Students are still taking unnecessary risks with their sexual health
The idea of students as out-of-control, sex-crazed creatures, recently released from the sexual shackles of living at home isn't quite accurate.
Sex is still a big part of university life; it's a time when young people have the freedom to explore – the variety of sexual practices revealed in the survey confirm this. The constraints of parents and school are lifted and the nature of the university environment provides the opportunity for sexual experimentation.

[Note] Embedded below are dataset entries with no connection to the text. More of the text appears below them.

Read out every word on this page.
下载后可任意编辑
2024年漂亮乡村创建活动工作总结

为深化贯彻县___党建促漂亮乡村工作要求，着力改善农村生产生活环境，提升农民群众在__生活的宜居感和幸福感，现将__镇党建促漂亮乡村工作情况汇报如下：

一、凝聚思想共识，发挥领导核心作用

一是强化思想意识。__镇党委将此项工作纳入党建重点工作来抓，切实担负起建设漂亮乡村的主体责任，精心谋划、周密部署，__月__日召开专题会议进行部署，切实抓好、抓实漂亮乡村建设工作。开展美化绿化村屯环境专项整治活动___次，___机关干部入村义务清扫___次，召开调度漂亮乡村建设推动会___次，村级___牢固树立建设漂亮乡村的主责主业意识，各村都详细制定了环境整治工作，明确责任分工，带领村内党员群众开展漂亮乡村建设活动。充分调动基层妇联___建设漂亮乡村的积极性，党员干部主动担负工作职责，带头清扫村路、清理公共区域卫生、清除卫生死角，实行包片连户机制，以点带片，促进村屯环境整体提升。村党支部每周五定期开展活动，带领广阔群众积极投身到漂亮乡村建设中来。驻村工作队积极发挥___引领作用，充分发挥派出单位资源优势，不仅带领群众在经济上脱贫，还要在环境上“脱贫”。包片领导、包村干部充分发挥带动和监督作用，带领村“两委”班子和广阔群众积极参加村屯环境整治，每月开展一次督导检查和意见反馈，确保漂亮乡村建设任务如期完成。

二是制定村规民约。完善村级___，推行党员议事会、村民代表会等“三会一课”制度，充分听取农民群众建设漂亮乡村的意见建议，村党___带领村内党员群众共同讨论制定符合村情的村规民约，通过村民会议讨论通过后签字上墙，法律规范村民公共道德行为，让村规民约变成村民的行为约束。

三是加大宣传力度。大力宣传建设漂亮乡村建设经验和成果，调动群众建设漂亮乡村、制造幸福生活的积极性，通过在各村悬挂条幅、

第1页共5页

But this does not necessarily translate into promiscuity. Some 35% of respondents lost their virginity aged 18 or over, while almost half of students (44%) have had either no partners or only one sexual partner since starting university.
It's evident that most universities are providing access to information and advice about sex, relationships and sexual health. There are posters on campus advertising screenings, dedicated university health centres, free condoms and nightclubs that hand out free chlamydia-testing kits. Furthermore, respondents to our survey felt confident that they knew where to go for information, help or tests – but despite all this, students simply aren't getting tested or accessing and acting upon the information available: 66% have had unprotected sex and 49% of female respondents had taken the morning-after pill.
A social stigma clearly still exists for students when it comes to getting tested for sexually transmitted infections, with embarrassment often cited as the typically British response to not getting checked out. There needs to be a change in attitude among young people, engendered through the culture at universities and in British society as a whole. There needs to be an environment where students aren't self-conscious or concerned about judgment. One where getting STI check ups and free contraception is normalised – as everyday as popping in to the campus bank.
It is clear that students in 2012 are taking a risk with their sexual health despite the information and advice available. Although accidents do happen – split condoms, forgetting to take the pill and so on – a proportion of students are still also taking risks. Alcohol is likely to have a connection, but also, safe sex seems to have become less important in the minds of today's students. Last year, 31% said they always used condoms, but this year the figure is 27%.
The issue needs to be pushed higher up the agenda – discussion of the risks needs to increase. And to end the threat that our embarrassment and "look the other way" tendencies are having on our health, a cultural shift needs to occur.